Grady Burrows knows how important diversity in STEM is for innovation, progress, and equity. But Burrows, executive director of HIT in the CLE says that the key to increasing success for Black, Latina/o/e and Indigenous students in STEM is more than just a numbers game.

“You want to have more representation within a lot of organizations, but it's not just the numbers that's the issue. That is the primary issue, but it's also once you get there, how do you (Black, Latina/o/e, Indigenous youth) navigate the politics? How do you navigate the norms?” 

Grady Burrows

HIT in the CLE is a collaborative of Cleveland Ohio educators and industry professionals that offers students skills training, educational opportunities, and career exposure in STEM fields such as IT, Data Analytics, coding, and software development, all geared to the burgeoning biomedical sector in Northeast Ohio. Operating from Cleveland’s BioEnterprise Incubator, HIT in the CLE runs the ‘community classroom,’ teaching various coding languages and computer skills for beginning and intermediate students. HIT also offers an IT Learn and Earn summer internship program with Northeast Ohio IT companies and runs an annual data science competition for Cuyahoga County high school student teams. 

Burrows is big on mentoring, on outreach and on fostering connections for students. “It’s important, because I’ve seen how severely underrepresented, we are with regards to black and brown people, women, and every type of minority.” He says its critical to give potential STEM practitioners a “window” to see themselves as belonging in these disciplines. “Painting that picture for them is my life’s work—it’s my passion.”

“The database structures, the programing languages, the algorithmic thinking is going to be the same, whether you’re at CSU or you’re Carnegie Mellon, because it’s the science,” said Grady. 

“But what’s different many times is the 50% of the soft skills that you need, whether it’s grit, intestinal fortitude, perseverance, lifelong learning, having that curiosity kind of drive and the ability to just overcome adversity and change, that’s not taught. It’s still not taught, although we’ve been talking about this for a long time.”

Burrows says that participation in STEMPUSH has already expanded his collaborative network, “It’s energized me and given me more clarity of purpose. I’m basically a committee of one. I don’t have a staff, so when I get the opportunity to share and bounce ideas off peers it’s very, very helpful. But specifically, what it’s doing is it’s allowing me, I think, to think bigger about what I want to do to scale my program.”

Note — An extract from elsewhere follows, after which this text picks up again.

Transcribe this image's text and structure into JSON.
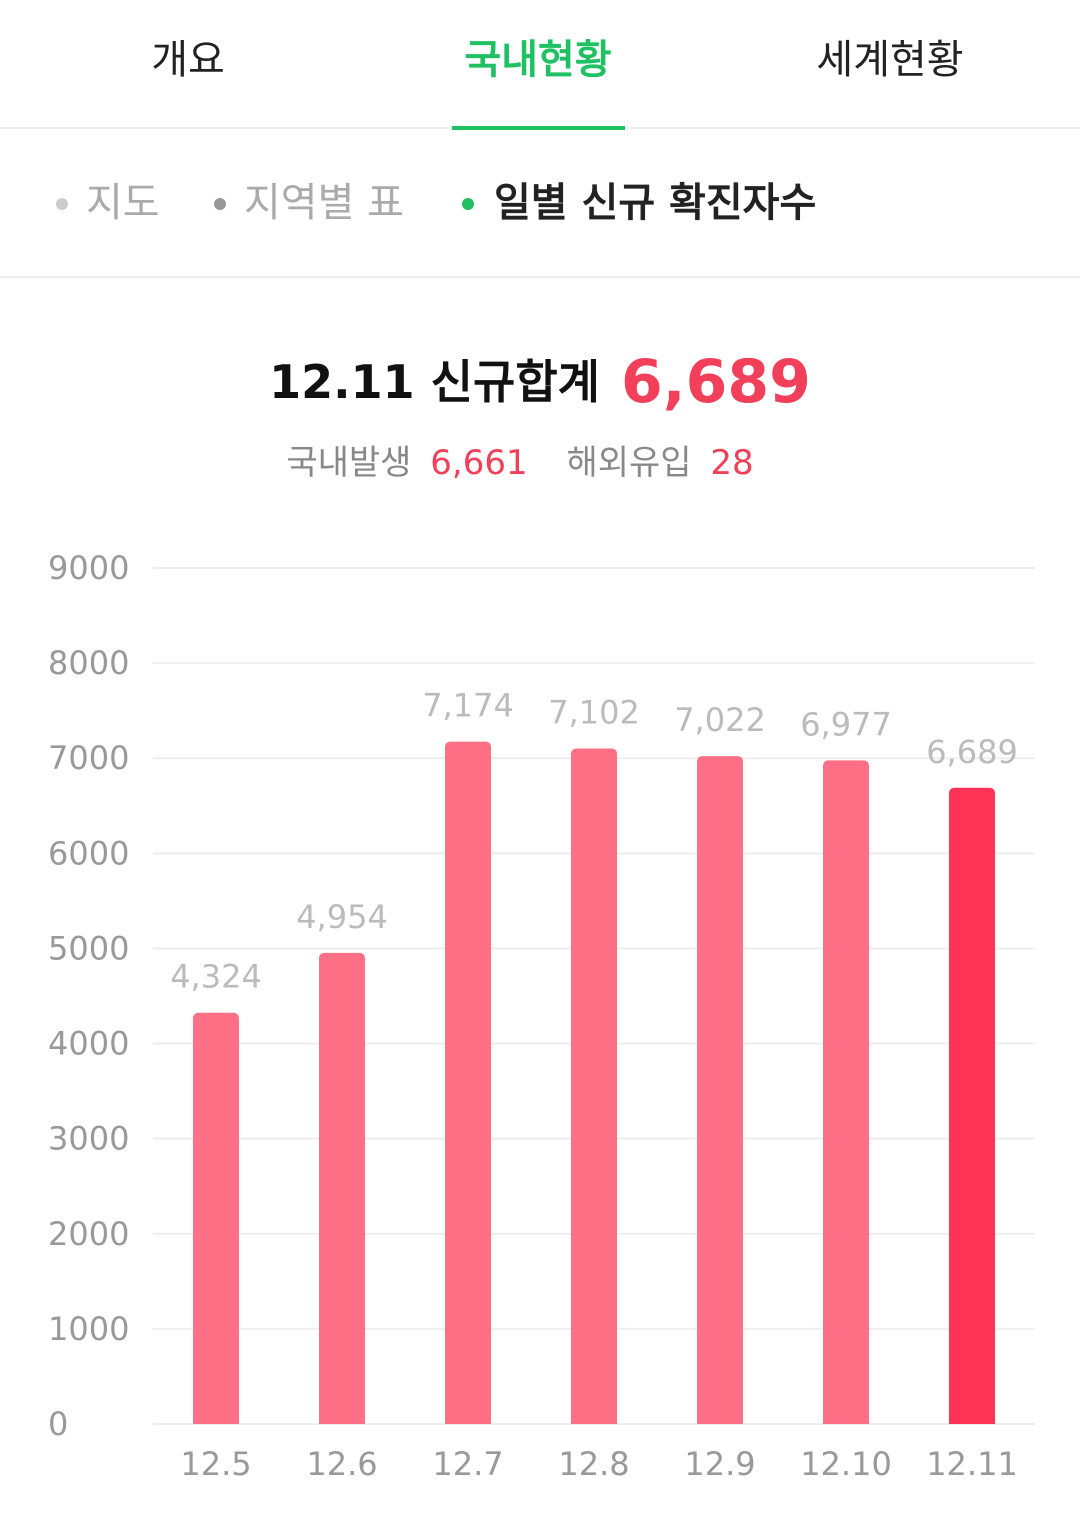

Increasingly, scale means providing metrics to funders and stakeholders, and Burrows is looking forward to STEMPUSH’s Network Improvement Community (NIC) learnings on measurement. “I know that’s increasingly more important in everything we do, especially because a lot of our funding comes from philanthropic hands as well as government, and everyone wants to know metrics. So, I’m really, really interested in in picking up those skills that will help me do that job better, to become more proficient at it and to be able to, as I tell my data science kids, both orally and visually, be able to tell my story.”